When asked about not being able to make the trip to London for the Summer Olympics, Jessica Mendoza didn’t mince words.
“I absolutely hate it,” she said. “It’s horrible sitting in a hotel and watching the Olympics before going out and playing at night. It just leaves me with an eerie feeling that I’m not used to.”
Softball and baseball were banished from the Olympics in 2005.
Instead of an international stage, seven former Olympians, who have won either a gold or silver medal, will travel to Five County Stadium with the USSSA Pride to play the first-year Carolina Diamonds in a National Pro Fastpitch League matchup.
Players like Mendoza and Cat Osterman, who helped popularize the sport, will travel to North Carolina for the first time to help the sport grow.
“We are doing whatever we have to do to play and attract fans to come out and learn more about the game,” Osterman said. “For us, being in a stadium that can hold a large amount of people is exactly where we want to be.”
Two players for the Diamonds have roots in North Carolina.
Brittany McKinney and Danielle Spaulding attended North Carolina and recently signed with the Diamonds. Spaulding is from Rancho Cucamonga, Calif., but McKinney is from Clemmons.
“Being from North Carolina, I’ve gone to see the Mudcats play several times,” McKinney said, referring to the Class A Carolina League baseball team. “So getting the opportunity to play there is almost like playing on the field of dreams for me.”
Without the Olympics, players like Spaulding and McKinney were forced to find another outlet to excel in softball.
McKinney said she felt cheated out of a chance to compete in London.
“I’m definitely bitter and angry about the whole thing,” she said. “It also gives fuel to the fire because we know how much talent we have in this league.”
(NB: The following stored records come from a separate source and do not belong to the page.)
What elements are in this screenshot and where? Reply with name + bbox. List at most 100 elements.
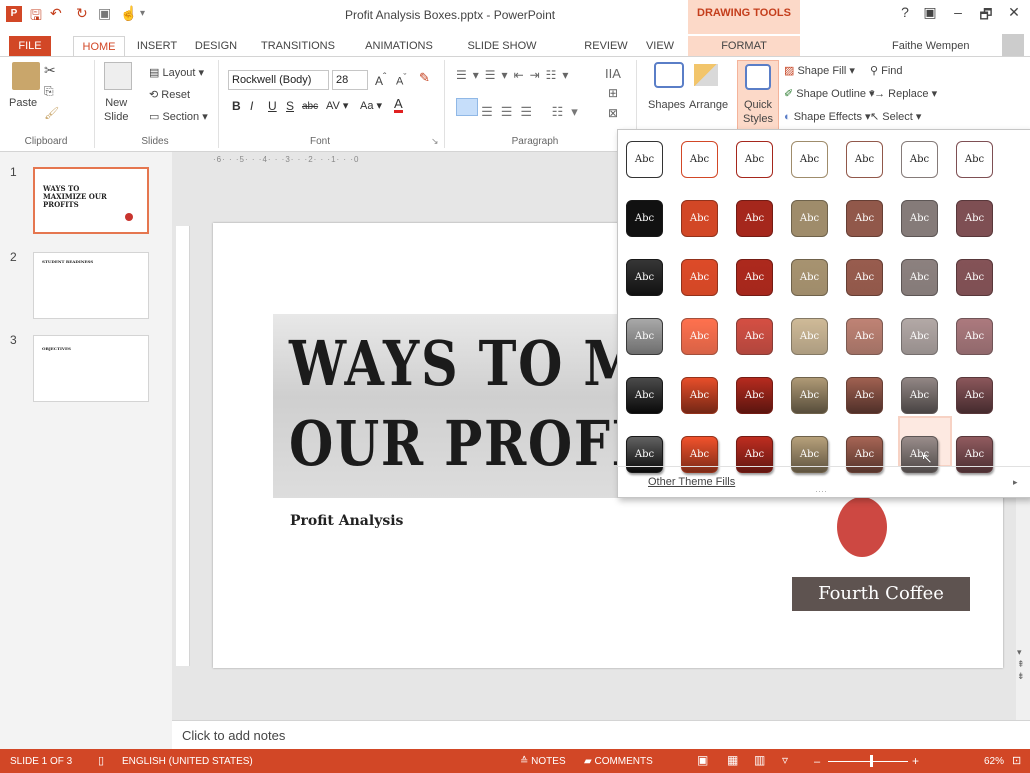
- arrange-icon[interactable]: [694, 64, 718, 86]
- style-swatch[interactable]: Abc: [791, 141, 828, 178]
- style-swatch[interactable]: Abc: [626, 200, 663, 237]
- spelling-icon[interactable]: ▯: [98, 754, 104, 767]
- style-swatch[interactable]: Abc: [626, 436, 663, 473]
- replace-button[interactable]: ᵃ→ Replace ▾: [870, 87, 937, 101]
- text-direction-icon[interactable]: IIA: [605, 66, 621, 81]
- underline-button[interactable]: U: [268, 99, 277, 113]
- slide-thumbnail-2[interactable]: STUDENT READINESS: [33, 252, 149, 319]
- language-indicator[interactable]: ENGLISH (UNITED STATES): [122, 756, 253, 767]
- style-swatch[interactable]: Abc: [736, 377, 773, 414]
- style-swatch[interactable]: Abc: [681, 436, 718, 473]
- find-button[interactable]: ⚲ Find: [870, 64, 903, 78]
- zoom-in-button[interactable]: +: [912, 754, 919, 768]
- style-swatch[interactable]: Abc: [736, 436, 773, 473]
- style-swatch[interactable]: Abc: [901, 377, 938, 414]
- style-swatch[interactable]: Abc: [901, 141, 938, 178]
- style-swatch[interactable]: Abc: [736, 141, 773, 178]
- style-swatch[interactable]: Abc: [791, 377, 828, 414]
- company-name-box[interactable]: Fourth Coffee: [792, 577, 970, 611]
- character-spacing-button[interactable]: AV ▾: [326, 99, 348, 112]
- cut-icon[interactable]: ✂: [44, 62, 56, 79]
- font-size-dropdown[interactable]: 28: [332, 70, 368, 90]
- style-swatch[interactable]: Abc: [791, 259, 828, 296]
- format-painter-icon[interactable]: 🖌: [44, 106, 59, 120]
- undo-icon[interactable]: ↶: [50, 5, 62, 23]
- italic-button[interactable]: I: [250, 99, 253, 113]
- paste-icon[interactable]: [12, 62, 40, 90]
- style-swatch[interactable]: Abc: [681, 200, 718, 237]
- close-button[interactable]: ✕: [1002, 4, 1026, 21]
- slide-thumbnail-1[interactable]: WAYS TO MAXIMIZE OUR PROFITS: [33, 167, 149, 234]
- tab-view[interactable]: VIEW: [640, 36, 680, 56]
- tab-file[interactable]: FILE: [9, 36, 51, 56]
- slide-subtitle[interactable]: Profit Analysis: [290, 513, 403, 529]
- style-swatch[interactable]: Abc: [846, 377, 883, 414]
- style-swatch[interactable]: Abc: [956, 436, 993, 473]
- new-slide-icon[interactable]: [104, 62, 132, 90]
- zoom-slider-track[interactable]: [828, 761, 908, 762]
- style-swatch[interactable]: Abc: [681, 141, 718, 178]
- style-swatch[interactable]: Abc: [956, 259, 993, 296]
- style-swatch[interactable]: Abc: [626, 377, 663, 414]
- tab-home[interactable]: HOME: [73, 36, 125, 58]
- style-swatch[interactable]: Abc: [956, 318, 993, 355]
- new-slide-button[interactable]: New Slide: [104, 96, 128, 124]
- bullets-numbering-icons[interactable]: ☰▾☰▾⇤⇥☷▾: [456, 68, 574, 82]
- shadow-button[interactable]: S: [286, 99, 294, 113]
- save-icon[interactable]: 🖫: [30, 5, 42, 23]
- shape-fill-button[interactable]: ▨ Shape Fill ▾: [784, 64, 855, 78]
- style-swatch[interactable]: Abc: [956, 141, 993, 178]
- tab-format[interactable]: FORMAT: [688, 36, 800, 56]
- avatar[interactable]: [1002, 34, 1024, 56]
- style-swatch[interactable]: Abc: [736, 259, 773, 296]
- ribbon-display-options-button[interactable]: ▣: [918, 4, 942, 21]
- help-button[interactable]: ?: [893, 4, 917, 20]
- shape-outline-button[interactable]: ✐ Shape Outline ▾: [784, 87, 875, 101]
- style-swatch[interactable]: Abc: [846, 141, 883, 178]
- style-swatch[interactable]: Abc: [956, 377, 993, 414]
- tab-slide-show[interactable]: SLIDE SHOW: [456, 36, 548, 56]
- tab-animations[interactable]: ANIMATIONS: [352, 36, 446, 56]
- comments-toggle[interactable]: ▰ COMMENTS: [584, 756, 653, 767]
- clear-formatting-icon[interactable]: ✎: [419, 70, 430, 86]
- tab-design[interactable]: DESIGN: [190, 36, 242, 56]
- style-swatch[interactable]: Abc: [681, 259, 718, 296]
- shapes-button[interactable]: Shapes: [648, 98, 685, 112]
- style-swatch[interactable]: Abc: [901, 259, 938, 296]
- minimize-button[interactable]: –: [946, 4, 970, 20]
- paste-button[interactable]: Paste: [9, 96, 37, 110]
- font-name-dropdown[interactable]: Rockwell (Body): [228, 70, 329, 90]
- align-text-icon[interactable]: ⊞: [608, 86, 618, 100]
- smartart-icon[interactable]: ⊠: [608, 106, 618, 120]
- style-swatch[interactable]: Abc: [681, 318, 718, 355]
- style-swatch[interactable]: Abc: [626, 141, 663, 178]
- select-button[interactable]: ↖ Select ▾: [870, 110, 921, 124]
- start-from-beginning-icon[interactable]: ▣: [98, 5, 111, 23]
- notes-toggle[interactable]: ≙ NOTES: [520, 756, 566, 767]
- shapes-icon[interactable]: [654, 62, 684, 88]
- align-left-icon[interactable]: [456, 98, 478, 116]
- style-swatch[interactable]: Abc: [846, 259, 883, 296]
- style-swatch[interactable]: Abc: [846, 200, 883, 237]
- style-swatch[interactable]: Abc: [791, 200, 828, 237]
- redo-icon[interactable]: ↻: [76, 5, 88, 23]
- shape-effects-button[interactable]: ◐ Shape Effects ▾: [784, 110, 871, 124]
- style-swatch[interactable]: Abc: [626, 318, 663, 355]
- slide-sorter-icon[interactable]: ▦: [727, 753, 738, 767]
- layout-button[interactable]: ▤ Layout ▾: [149, 66, 204, 80]
- style-swatch[interactable]: Abc: [736, 200, 773, 237]
- tab-review[interactable]: REVIEW: [580, 36, 632, 56]
- style-swatch[interactable]: Abc: [736, 318, 773, 355]
- title-banner[interactable]: WAYS TO MAOUR PROFITS: [273, 314, 618, 498]
- touch-mode-icon[interactable]: ☝: [120, 5, 137, 23]
- strikethrough-button[interactable]: abc: [302, 101, 318, 112]
- style-swatch[interactable]: Abc: [901, 200, 938, 237]
- style-swatch[interactable]: Abc: [626, 259, 663, 296]
- shrink-font-icon[interactable]: Aˇ: [396, 72, 406, 88]
- account-name[interactable]: Faithe Wempen: [892, 40, 969, 52]
- arrange-button[interactable]: Arrange: [689, 98, 728, 112]
- style-swatch[interactable]: Abc: [846, 318, 883, 355]
- style-swatch[interactable]: Abc: [681, 377, 718, 414]
- section-button[interactable]: ▭ Section ▾: [149, 110, 208, 124]
- style-swatch[interactable]: Abc: [791, 436, 828, 473]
The teams will play at 7:15 p.m. Thursday and Friday in Zebulon and will continue the four-game series at CMC Northeast Stadium in Kannapolis.
As for the games at Five County Stadium, Spaulding said she has high expectations.
“We’re still a new league that is trying to take off,” Spaulding said. “We don’t really want to be compared to baseball, but we hope that the atmosphere will help fans understand what we’re all about.”